As Karen Armstrong notes in A History of God, “The destruction of Muslim Spain was fatal for the Jews. In March 1492, a few weeks after the conquest of Granada, the Christian monarchs gave Spanish Jews the choice of baptism or expulsion. Many of the Spanish Jews were so attached to their home that they became Christians, though some continued to practice their faith in secret ... Some 150,000 Jews refused baptism, however, and were forcibly deported from Spain; they took refuge in Turkey, the Balkans and North Africa. The Muslims of Spain had given the Jews the best home they ever had in the diaspora, so the annihilation of Spanish Jewry was mourned by Jews throughout the world as the greatest disaster to have befallen their people since the destruction of the Temple in CE 70.”  
 
Jane S. Gerber, in her book The Jews of Spain, points out that, “In the fifteenth and sixteenth centuries ... it was the Ottoman Empire, then at the zenith of her power, that alone afforded exiles a place where ‘their weary feet could find rest’ ... Her sultans — Bayezid II, Mehmet II, Suleiman the Magnificent — were dynamic, far-sighted rulers who were delighted to receive the talented, skilled Jewish outcasts of Europe ... Bayezid II, responding to the expulsion from Spain, reportedly exclaimed, ‘You call Ferdinand a wise king, who impoverishes his country and enriches our own.’ He not only welcomed Sephardic exiles but ordered his provincial government to assist the wanderings by opening the borders.
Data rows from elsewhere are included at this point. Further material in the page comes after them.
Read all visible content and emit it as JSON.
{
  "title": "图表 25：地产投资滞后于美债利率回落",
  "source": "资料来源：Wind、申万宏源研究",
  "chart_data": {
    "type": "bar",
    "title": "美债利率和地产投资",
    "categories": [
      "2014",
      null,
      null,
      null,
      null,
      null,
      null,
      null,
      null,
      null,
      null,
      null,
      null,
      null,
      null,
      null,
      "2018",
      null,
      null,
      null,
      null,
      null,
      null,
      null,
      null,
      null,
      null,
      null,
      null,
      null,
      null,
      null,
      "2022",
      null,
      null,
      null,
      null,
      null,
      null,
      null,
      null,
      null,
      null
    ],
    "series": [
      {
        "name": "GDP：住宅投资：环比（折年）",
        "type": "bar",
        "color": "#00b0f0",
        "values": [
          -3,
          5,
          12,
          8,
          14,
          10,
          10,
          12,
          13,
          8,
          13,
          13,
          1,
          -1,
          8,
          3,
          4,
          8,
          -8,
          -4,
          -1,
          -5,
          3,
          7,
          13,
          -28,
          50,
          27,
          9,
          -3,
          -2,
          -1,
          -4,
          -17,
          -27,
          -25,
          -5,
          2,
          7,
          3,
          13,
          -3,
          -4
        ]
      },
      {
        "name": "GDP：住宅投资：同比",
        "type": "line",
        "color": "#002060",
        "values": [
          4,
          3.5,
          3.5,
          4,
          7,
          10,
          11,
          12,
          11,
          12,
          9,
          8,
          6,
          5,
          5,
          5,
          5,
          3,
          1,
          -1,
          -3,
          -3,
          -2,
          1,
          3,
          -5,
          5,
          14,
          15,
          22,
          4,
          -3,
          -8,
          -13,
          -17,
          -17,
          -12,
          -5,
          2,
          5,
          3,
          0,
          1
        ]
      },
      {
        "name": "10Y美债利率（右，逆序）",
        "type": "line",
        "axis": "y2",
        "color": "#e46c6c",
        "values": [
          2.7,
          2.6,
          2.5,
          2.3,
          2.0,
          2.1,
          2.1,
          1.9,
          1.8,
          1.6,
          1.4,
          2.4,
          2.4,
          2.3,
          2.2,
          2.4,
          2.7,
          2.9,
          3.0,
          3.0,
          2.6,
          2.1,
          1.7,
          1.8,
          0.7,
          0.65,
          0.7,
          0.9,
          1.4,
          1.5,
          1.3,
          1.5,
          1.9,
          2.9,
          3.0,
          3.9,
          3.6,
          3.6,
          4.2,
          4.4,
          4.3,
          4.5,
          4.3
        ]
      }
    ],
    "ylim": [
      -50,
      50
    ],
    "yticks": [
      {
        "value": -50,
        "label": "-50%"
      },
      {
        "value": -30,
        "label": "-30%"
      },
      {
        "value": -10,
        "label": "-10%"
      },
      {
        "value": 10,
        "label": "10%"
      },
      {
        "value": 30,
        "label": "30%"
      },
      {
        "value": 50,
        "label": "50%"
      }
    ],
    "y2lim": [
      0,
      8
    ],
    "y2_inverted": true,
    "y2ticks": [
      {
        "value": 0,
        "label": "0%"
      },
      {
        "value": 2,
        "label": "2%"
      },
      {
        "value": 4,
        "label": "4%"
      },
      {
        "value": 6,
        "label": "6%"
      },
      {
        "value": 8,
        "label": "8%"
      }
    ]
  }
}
Indeed, the refugees would find the Ottoman state to be powerful, generous and tolerant.”  
 
Road Map for the Future  
 
There is distinct lack of historical understanding on the part of those who present the current impasse over the Israeli-Palestinian conflict as the latest in a long history of strife and conflict. The real story is far different — and far more hopeful. It may provide us with a genuine road map for the future. By writing Among the Righteous, Robert Satloff has performed a notable service by telling the largely unknown story of Arabs who rescued Jews during the Holocaust, adding another chapter to the historical record of Muslim-Jewish relations. Gregg Hickman, Special Envoy for Monitoring and Combatting Anti-Semitism at the U.S. Department of State, notes that, “Many times Muslims say that they cannot be anti-Semitic because they are themselves Semitic. Let the incredible research Robert Satloff has poured into his book be seen as a sign of that commonality.”